The company is entirely obligated to recompense for such harm, regardless of any reasonable care done on his behalf. The larger and more profitable the firm, the greater the amount of compensation payable for the harm caused by an accident in the carrying out of the risky job. D. Dr. Karan Singh v. State of Himachal Pradesh 2013.

In this case the NGT directed that, the Municipal Corporation of Shimla and Solan may consider the collection of proper monetary contribution for disposal of Municipal Solid Waste depending on the kind and size of the houses on the principle of Polluter Pays and charge such amounts as it may deem fit to the households within their limits.

There are various such judgements on the application of said principle in Indian Judiciary System. The Supreme Court has given several directives and legislative rules to safeguard the environment through public interest litigation. It is continually striving to fill the gaps created by law. The Supreme Court's judicial activism led to the development of innovative environmental protection measures. Judicial activism has led to new ways to serve the country. India's courts recognize the need of protecting environmental rights, as natural resources cannot be replenished.

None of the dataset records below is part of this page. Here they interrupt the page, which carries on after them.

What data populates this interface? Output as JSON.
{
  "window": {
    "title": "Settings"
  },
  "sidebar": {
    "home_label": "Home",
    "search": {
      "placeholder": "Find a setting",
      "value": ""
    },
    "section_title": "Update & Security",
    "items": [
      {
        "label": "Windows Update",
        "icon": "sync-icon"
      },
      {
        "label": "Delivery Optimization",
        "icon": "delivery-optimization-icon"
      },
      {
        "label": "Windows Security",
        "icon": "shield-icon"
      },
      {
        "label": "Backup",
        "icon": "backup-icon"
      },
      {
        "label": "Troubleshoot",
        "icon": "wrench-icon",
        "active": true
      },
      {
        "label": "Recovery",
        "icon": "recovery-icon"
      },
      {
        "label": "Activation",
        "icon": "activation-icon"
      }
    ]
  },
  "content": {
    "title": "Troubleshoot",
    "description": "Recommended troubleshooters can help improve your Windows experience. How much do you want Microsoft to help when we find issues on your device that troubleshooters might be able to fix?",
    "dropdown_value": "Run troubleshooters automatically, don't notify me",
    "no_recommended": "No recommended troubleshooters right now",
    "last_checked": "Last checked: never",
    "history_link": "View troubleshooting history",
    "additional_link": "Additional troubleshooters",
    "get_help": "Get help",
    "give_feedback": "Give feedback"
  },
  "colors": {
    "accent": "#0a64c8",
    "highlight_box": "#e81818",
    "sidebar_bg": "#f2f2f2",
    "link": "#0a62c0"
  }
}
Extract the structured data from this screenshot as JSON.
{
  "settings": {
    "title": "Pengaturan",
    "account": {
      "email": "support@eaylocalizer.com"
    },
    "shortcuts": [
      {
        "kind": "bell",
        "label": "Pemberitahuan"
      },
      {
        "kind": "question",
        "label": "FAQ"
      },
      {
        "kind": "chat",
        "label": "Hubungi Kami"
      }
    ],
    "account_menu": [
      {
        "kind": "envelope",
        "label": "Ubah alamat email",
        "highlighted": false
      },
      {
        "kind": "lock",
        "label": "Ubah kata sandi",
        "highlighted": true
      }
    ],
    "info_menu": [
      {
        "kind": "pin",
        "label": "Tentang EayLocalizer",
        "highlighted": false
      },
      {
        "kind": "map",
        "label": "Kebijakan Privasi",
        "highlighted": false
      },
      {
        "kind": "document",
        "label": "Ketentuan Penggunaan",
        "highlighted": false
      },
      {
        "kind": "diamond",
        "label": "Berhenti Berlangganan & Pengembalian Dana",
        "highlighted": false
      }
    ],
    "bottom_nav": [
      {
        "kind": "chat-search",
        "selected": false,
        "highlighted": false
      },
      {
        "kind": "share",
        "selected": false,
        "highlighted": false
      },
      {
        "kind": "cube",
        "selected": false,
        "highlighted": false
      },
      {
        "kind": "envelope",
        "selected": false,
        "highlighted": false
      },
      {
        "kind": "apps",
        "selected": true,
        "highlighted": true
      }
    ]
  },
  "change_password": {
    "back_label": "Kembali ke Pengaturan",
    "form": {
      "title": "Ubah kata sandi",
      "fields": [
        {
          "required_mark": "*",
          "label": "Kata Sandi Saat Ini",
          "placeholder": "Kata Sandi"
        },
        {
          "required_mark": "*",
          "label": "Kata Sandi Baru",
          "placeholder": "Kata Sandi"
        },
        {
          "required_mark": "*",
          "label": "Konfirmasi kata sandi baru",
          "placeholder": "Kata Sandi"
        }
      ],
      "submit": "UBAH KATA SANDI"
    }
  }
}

Although there is no regulatory requirement for the 'polluter pays principle', nonetheless, it takes more work to comply with the idea than to mandate it. This principle has partially mitigated environmental harm, but it is still insufficient due to uncertainty in identifying the real polluter. Polluters may be part of the "production chain," making it challenging to hold them accountable for pollution caused. Courts assess the extent and contribution to pollution.

Furthermore, compensation for environmental harm remains low in contrast to the real loss. Clearer procedures for implementing the said principle would be helpful in the long term. In the twenty-first century, the old paradigm of development and ecological balance is no longer valid. Yet, destroying nature in the name of progress is no longer acceptable.